En octobre 2018, Bloomberg diffusait un article dans lequel le média évoquait la présence de très discrets composants espions chinois présents dans les cartes mères de Super Micro, fournisseur de serveurs pour nombreuses entreprises high-tech américaines.

L'entreprise s'est retrouvée au centre d'une suspicion généralisée qui a pourtant été vite démentie par les entreprises citées, dont Apple ou Amazon, qui ont indiqué n'avoir enregistré aucune activité suspecte, contrairement à ce qu'affirmait Bloomberg.

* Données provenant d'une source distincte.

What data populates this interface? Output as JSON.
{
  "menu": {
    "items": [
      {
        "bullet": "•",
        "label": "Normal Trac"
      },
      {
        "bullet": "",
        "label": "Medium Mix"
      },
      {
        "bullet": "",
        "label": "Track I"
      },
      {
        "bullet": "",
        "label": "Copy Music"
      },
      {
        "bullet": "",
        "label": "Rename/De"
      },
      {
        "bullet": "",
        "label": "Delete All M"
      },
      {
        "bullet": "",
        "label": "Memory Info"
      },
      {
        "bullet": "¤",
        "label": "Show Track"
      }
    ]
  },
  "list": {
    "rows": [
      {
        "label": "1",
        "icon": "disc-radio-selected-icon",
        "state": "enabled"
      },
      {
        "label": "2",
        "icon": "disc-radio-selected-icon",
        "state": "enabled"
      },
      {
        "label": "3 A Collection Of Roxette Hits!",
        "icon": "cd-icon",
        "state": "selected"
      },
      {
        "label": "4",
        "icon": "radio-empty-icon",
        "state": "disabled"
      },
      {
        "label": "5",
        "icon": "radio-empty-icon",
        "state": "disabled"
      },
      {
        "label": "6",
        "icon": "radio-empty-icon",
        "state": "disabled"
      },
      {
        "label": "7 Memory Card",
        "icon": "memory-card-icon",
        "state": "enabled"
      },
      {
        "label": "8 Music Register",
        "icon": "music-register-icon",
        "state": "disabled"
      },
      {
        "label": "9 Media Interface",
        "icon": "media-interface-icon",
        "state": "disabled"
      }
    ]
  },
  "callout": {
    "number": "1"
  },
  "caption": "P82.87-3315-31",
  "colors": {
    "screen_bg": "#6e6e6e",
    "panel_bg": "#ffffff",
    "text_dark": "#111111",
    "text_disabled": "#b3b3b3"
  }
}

Super Micro a dû mettre en place une communication de crise pour démentir les allégations du média (qui a maintenu ses affirmations, sur la base de témoignages divers) et a subi les effets de la publication de l'article plusieurs mois durant en devant se justifier et sans obtenir le retrait de l'article de Bloomberg.

Super Micro

La production de serveurs, de moins en moins made in China

Sans pour autant reconnaître l'existence d'une puce espionne dans ses équipements qui aurait été placée par les services de renseignement chinois directement au moment de l'assemblage des cartes mères sur les sites de production en Chine, Super Micro a pris des mesures pour rassurer ses clients.

L'entreprise compte déplacer sa production hors de Chine (sans doute au bénéfice de ses partenaires taiwanais) et renforcer ses capacités de production en interne, répondant ainsi à la demande de ses partenaires ne voulant plus de cartes mères de serveurs "made in China".

Le Nikkei indique par ailleurs que cette décision s'inscrit dans une tendance plus vaste qui tend à réduire la production de serveurs en Chine, à la fois pour des questions de sécurité et par rapport à la guerre économique et commerciale que se livrent les Etats-Unis et la Chine, avec des coûts d'importation plus élevés.

Super Micro n'est pas tiré d'affaire et continue de subir les conséquences de cette mauvaise publicité avec un chiffre d'affaires en baisse depuis octobre 2018 qui pourrait lui faire perdre sa troisième place mondiale dans la production de serveurs.